Compute seroprevalence by district

df_seroprev_district <- df_sero_3ch |> 
  mutate(
    # equivocal is considered negative
    pos = if_else(result == "positive", 1, 0)
  ) |> 
  group_by(district) |> 
  summarise(
    pos = sum(pos),
    n = n(),
    cov_sero = pos / n,
    ci_low_sero  = binom::binom.wilson(pos, n)$lower,
    ci_high_sero = binom::binom.wilson(pos, n)$upper
  )

Compute coverage by district in December 2023.

1st dose:

df_cov_m1 <- df_vax_hcmc |>
  mutate(age = decimal_date(dmy("01-04-2024")) - decimal_date(dob)) |>
  filter(age >= 9 / 12, age <= 5) |>
  mutate(is_m1 = date_m1 <= dmy("01-04-2024")) |>
  group_by(district) |>
  summarise(
    pos = sum(is_m1, na.rm = T),
    n = n(),
    cov = pos / n,
    ci_low  = binom::binom.wilson(pos, n)$lower,
    ci_high = binom::binom.wilson(pos, n)$upper,
    dose = "1st"
  )

2nd dose:

df_cov_m2 <- df_vax_hcmc |>
  mutate(age = decimal_date(dmy("01-04-2024")) - decimal_date(dob)) |>
  filter(age >= 18/12, age <= 5) |>
  mutate(is_m2 = date_m2 <= dmy("01-04-2024")) |>
  group_by(district) |>
  summarise(
    pos = sum(is_m2, na.rm = T),
    n = n(),
    cov = pos / n,
    ci_low  = binom::binom.wilson(pos, n)$lower,
    ci_high = binom::binom.wilson(pos, n)$upper,
    dose = "2nd"
  )

Plot the inconsistency:

df_plot <- rbind(df_cov_m1, df_cov_m2) |> 
  left_join(df_seroprev_district, by = "district")

df_plot |> 
  ggplot(aes(x = cov, y = cov_sero)) +
  # Reference line for perfect consistency
  geom_abline(slope = 1, intercept = 0, linetype = "dashed", colour = "grey50") +
  
  # Error bars for Y (seroprevalence) and X (reported coverage)
  geom_errorbar(aes(ymin = ci_low_sero, ymax = ci_high_sero), width = 0, alpha = 0.5) +
  geom_errorbarh(aes(xmin = ci_low, xmax = ci_high), height = 0, alpha = 0.5) +
  
  # Facet by dose type
  facet_wrap(~dose, labeller = as_labeller(c(`1st` = "1st dose", `2nd` = "2nd dose")), scale = "free") +
  
  labs(
    x = "Vaccination coverage",
    y = "Seroprevalence"
  ) +
  theme_bw()

ggsave("figs/chap1/seroprev_vs_cov.png", width = 5, height = 3, dpi = 300)

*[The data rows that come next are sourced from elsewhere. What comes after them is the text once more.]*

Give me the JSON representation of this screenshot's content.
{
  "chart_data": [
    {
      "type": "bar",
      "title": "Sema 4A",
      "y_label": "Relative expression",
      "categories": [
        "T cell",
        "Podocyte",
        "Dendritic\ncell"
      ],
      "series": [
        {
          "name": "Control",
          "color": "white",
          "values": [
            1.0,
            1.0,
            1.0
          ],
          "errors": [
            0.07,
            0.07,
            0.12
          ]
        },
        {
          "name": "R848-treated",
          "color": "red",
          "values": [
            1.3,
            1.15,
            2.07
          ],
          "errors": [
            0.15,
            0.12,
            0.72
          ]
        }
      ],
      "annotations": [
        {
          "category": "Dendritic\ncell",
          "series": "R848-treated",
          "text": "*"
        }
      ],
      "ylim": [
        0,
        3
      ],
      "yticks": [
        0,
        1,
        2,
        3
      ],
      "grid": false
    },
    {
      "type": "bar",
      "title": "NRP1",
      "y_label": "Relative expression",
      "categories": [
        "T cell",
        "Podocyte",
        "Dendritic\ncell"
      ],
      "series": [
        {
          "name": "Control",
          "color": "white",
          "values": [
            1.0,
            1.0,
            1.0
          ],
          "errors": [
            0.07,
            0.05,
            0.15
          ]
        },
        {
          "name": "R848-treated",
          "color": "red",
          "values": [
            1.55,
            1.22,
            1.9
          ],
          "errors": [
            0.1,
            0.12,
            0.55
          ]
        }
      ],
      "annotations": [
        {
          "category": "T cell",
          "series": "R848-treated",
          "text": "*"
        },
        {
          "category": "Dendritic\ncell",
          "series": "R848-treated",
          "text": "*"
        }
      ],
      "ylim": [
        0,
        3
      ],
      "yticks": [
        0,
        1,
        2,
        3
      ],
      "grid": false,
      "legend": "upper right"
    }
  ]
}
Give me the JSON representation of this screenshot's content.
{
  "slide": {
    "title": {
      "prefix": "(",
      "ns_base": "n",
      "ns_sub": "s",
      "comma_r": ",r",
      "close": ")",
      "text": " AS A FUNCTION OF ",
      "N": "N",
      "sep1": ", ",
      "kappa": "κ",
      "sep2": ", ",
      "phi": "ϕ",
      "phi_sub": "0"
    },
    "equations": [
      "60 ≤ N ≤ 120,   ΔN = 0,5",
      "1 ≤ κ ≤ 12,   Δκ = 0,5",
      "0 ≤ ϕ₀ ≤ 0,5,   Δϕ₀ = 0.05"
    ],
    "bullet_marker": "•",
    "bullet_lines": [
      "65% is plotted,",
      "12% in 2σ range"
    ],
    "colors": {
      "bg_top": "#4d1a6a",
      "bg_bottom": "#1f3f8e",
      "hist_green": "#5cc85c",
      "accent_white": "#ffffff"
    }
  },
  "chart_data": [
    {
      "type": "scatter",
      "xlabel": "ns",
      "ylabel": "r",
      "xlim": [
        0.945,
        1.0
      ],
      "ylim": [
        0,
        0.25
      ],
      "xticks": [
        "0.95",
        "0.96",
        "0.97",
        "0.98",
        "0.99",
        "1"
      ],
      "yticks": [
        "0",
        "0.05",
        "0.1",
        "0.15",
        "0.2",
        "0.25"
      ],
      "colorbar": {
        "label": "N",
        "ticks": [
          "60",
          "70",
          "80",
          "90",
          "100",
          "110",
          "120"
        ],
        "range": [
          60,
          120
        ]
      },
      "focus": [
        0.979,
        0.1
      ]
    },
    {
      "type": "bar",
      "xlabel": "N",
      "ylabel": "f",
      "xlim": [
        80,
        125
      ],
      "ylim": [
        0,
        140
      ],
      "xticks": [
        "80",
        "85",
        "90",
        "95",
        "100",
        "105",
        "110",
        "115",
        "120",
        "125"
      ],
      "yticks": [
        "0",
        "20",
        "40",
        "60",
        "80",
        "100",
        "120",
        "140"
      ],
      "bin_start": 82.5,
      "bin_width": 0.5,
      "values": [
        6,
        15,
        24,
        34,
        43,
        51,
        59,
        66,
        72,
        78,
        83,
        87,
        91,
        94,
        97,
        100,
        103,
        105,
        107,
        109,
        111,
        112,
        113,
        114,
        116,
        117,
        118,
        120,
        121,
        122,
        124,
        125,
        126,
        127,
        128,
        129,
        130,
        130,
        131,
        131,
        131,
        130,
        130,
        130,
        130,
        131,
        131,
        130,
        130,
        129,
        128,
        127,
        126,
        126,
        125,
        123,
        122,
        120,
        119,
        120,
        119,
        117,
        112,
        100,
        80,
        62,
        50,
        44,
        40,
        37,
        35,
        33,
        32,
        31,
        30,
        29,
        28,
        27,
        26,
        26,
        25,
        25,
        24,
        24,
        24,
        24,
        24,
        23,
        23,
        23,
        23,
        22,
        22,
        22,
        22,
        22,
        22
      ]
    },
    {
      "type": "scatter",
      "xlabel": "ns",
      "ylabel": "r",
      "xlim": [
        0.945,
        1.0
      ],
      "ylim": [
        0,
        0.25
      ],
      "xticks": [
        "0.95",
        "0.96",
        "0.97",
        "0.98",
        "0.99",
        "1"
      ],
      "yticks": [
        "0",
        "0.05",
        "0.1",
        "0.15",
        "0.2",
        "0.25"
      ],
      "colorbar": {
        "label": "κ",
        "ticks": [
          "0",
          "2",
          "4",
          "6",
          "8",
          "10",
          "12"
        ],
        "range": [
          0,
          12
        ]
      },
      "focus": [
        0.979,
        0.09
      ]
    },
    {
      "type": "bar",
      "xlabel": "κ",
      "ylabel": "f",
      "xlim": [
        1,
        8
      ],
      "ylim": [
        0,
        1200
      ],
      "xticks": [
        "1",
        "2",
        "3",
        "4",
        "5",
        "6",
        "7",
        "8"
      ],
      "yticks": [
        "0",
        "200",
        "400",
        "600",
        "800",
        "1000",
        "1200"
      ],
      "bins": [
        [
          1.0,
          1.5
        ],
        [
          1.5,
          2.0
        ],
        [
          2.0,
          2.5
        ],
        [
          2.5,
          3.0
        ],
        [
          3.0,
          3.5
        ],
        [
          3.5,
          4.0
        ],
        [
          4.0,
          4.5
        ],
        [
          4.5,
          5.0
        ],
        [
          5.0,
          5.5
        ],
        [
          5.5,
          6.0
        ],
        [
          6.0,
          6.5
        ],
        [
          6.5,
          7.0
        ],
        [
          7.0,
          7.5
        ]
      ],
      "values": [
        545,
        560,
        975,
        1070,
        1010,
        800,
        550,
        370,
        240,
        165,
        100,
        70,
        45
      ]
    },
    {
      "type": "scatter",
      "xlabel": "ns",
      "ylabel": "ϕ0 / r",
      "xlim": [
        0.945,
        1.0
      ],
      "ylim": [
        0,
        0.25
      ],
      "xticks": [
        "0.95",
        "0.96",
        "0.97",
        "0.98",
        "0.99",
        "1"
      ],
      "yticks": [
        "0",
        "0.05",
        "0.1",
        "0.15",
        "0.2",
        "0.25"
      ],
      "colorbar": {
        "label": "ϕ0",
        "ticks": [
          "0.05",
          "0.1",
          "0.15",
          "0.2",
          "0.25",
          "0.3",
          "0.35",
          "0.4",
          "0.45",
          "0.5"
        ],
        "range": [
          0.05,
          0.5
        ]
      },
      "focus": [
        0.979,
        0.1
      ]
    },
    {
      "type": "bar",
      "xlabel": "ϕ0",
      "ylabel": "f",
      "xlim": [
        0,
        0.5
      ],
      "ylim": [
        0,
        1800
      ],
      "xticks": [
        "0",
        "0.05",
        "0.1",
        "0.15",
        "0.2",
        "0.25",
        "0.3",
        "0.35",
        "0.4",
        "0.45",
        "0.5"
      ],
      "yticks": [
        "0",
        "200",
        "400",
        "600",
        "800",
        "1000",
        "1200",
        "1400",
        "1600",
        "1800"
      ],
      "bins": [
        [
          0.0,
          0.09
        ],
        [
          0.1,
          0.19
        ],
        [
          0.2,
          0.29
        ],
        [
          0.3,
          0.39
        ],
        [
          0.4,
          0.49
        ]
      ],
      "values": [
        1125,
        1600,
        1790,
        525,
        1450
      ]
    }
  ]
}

Calculate expected seroprevalence from vaccination coverage

Compare empirical seroprevalence with this expected seroprevalence

Age distribution among cases

df_case |> 
  filter(ngay_nv >= dmy("01-07-2018") & ngay_nv < dmy("01-04-2020")) |>
  mutate(
    week = floor_date(ngay_nv, "week"),
    age_group = case_when(
      age < 5 ~ "<5",
      age >= 5 & age <= 15 ~ "5-15",
      age > 15 ~ ">15"
    ),
    age_group = fct_relevel(age_group, "<5", "5-15", ">15") 
  ) |>
  drop_na(week, age_group) |>
  count(week, age_group) |>
  mutate(percentage = n / sum(n), .by = week) |>
  ggplot(aes(x = week, y = percentage)) +
  geom_col(
    aes(fill = age_group), 
    width = 7, 
    # This keeps <5 at the bottom of the bars
    position = position_stack(reverse = TRUE), 
    colour = "white",
    linewidth = 0.2
  ) + 
  scale_fill_manual(
    values = c("<5" = "#56B4E9", "5-15" = "#E69F00", ">15" = "#009E73")
  ) +
  # This flips the legend to match the bars
  guides(fill = guide_legend(reverse = TRUE)) + 
  annotate(
    "rect", 
    xmin = dmy("01-12-2018"), 
    xmax = dmy("31-05-2019"), 
    ymin = 0, 
    ymax = 1, 
    fill = "grey90", 
    alpha = 0.5      
  ) +
  geom_vline(
    xintercept = c(dmy("01-12-2018"), dmy("31-05-2019")),
    linetype = "dashed",
    colour = "black",
    linewidth = 0.6
  ) +
  scale_y_continuous(
    labels = label_percent(), 
    limits = c(0, 1),
    breaks = seq(0, 1, by = 0.25),
    expand = c(0, 0)
  ) +
  scale_x_date(
    date_breaks = "2 months", 
    date_labels = "%b\n%Y", 
    expand = expansion(mult = c(0.01, 0.01))
  ) +
  labs(
    x = "Admission week",
    y = "Proportion of cases",
    fill = "Age group"
  ) +
  theme_minimal(base_size = 12) +
  theme(
    panel.grid.major.x = element_blank(),
    panel.grid.minor = element_blank(),
    panel.grid.major.y = element_line(colour = "grey90", linewidth = 0.4),
    axis.line.x = element_line(colour = "black", linewidth = 0.6),
    axis.ticks.x = element_line(colour = "black"),
    axis.text = element_text(colour = "black"),
    axis.title = element_text(face = "bold"),
    legend.position = "right", # Moved to the right (optional, see note below)
    legend.title = element_text(face = "bold"),
    plot.margin = margin(t = 15, r = 15, b = 10, l = 10) 
  )

# ggsave("figs/measles_age_distr_2018.png", width = 7, height = 2.5, dpi = 300, bg = "white")

Vaccination coverage

HCMC coverage

vax_base <- df_vax_hcmc |> 
  mutate(age_y = time_length(interval(dob, ymd("2024-04-01")), "years"))

map_m1 <- df_map_hcmc |> 
  left_join(calc_cov(vax_base, age_y >= 9/12 & age_y <= 5, date_m1, "1st"), by = "district_blank")

map_m2 <- df_map_hcmc |> 
  left_join(calc_cov(vax_base, age_y >= 18/12 & age_y < 5, date_m2, "2nd"), by = "district_blank")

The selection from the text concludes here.